Xanthene Norris pedestrian bridge opens to the public

The Xanthene Norris pedestrian bridge on Hampton Avenue officially opened to the public on Friday, March 6, ending a story that began nearly a quarter of a century ago.

Xanthene Norris herself, the longtime County Councilwoman and local leader, led a crowd of politicians, community members and reporters across the bridge to mark the event.

Read our profile on Xanthene Norris

“We are so happy to say now that we don’t have to run across the tracks,” Norris said to the crowd. “Bless you all. Bless you.”

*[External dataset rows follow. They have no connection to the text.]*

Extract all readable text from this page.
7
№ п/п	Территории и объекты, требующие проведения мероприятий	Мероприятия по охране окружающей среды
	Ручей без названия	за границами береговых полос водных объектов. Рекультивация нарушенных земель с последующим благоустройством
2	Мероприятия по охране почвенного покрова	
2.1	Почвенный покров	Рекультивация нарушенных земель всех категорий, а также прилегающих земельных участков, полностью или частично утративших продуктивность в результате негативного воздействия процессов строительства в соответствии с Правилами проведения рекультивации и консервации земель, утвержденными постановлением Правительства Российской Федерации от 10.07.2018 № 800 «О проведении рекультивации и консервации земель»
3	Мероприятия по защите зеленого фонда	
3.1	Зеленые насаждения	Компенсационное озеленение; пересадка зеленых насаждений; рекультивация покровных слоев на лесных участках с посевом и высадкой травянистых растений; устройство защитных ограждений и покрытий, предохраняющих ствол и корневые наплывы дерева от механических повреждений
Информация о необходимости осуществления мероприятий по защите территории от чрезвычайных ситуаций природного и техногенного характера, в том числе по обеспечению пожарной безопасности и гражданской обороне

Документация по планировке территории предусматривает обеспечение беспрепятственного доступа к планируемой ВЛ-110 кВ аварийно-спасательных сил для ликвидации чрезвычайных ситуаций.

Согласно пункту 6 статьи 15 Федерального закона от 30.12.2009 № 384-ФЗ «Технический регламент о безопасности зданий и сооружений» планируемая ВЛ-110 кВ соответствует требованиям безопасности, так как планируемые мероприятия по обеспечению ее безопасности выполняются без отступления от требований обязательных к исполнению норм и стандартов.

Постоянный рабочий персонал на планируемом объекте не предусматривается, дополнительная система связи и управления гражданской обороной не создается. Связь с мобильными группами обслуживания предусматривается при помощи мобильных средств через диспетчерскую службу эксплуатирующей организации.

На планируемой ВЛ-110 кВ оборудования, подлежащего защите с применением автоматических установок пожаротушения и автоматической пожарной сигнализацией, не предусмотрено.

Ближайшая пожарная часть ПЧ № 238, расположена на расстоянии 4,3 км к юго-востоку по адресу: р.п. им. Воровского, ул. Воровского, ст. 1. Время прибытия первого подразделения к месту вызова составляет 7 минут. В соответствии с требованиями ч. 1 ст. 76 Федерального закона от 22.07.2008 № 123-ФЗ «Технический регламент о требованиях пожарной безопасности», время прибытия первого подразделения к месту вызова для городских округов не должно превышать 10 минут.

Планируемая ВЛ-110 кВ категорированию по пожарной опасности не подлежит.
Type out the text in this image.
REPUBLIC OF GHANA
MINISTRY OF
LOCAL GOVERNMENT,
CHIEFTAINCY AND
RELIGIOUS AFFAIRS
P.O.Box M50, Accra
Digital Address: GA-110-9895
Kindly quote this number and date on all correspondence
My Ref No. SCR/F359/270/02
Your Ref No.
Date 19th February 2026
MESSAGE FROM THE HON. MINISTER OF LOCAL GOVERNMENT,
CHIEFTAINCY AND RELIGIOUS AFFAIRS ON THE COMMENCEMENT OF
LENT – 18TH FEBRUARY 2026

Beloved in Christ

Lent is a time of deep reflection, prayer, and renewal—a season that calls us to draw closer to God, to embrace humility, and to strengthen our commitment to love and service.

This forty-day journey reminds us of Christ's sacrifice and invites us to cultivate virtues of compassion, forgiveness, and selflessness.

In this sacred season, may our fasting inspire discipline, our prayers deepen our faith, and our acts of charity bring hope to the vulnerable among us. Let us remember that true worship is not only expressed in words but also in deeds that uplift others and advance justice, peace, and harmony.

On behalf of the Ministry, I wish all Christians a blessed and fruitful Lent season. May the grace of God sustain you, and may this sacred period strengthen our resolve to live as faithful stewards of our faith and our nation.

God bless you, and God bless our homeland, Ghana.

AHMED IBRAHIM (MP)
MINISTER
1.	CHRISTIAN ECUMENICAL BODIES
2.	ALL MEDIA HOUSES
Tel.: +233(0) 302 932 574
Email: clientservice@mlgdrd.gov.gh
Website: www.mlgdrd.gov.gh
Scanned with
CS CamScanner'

Norris address the crowd of community members at the front of the bridge on Friday. Photo by Evan Peter Smith

The bridge is more than just a bridge; it’s an emblem of hope in a community that has been cleaved in two since a bridge that spanned the Norfolk Southern rail yard in the Southernside neighborhood was demolished in 2012.

That bridge, which was officially closed in 1994, had still been used by pedestrians to cross on foot. 

Since its demolition, however, pedestrians have had to risk crossing the rail line on foot. One woman, Ernestine Dixon, died while passing the rail yard in 2018.

Kids in the neighborhood continued to pass it everyday, to the point that it became just a part of life.

Now that has changed with the new pedestrian bridge, a nearly $1.5 million project that spans 150 feet, named in honor of Norris, who never stopped pushing for the bridge’s completion.

“We had to fight,” she said, her voice rising above the sound of a train that was, at that very moment, roaring beneath the bridge. “We had to fight.”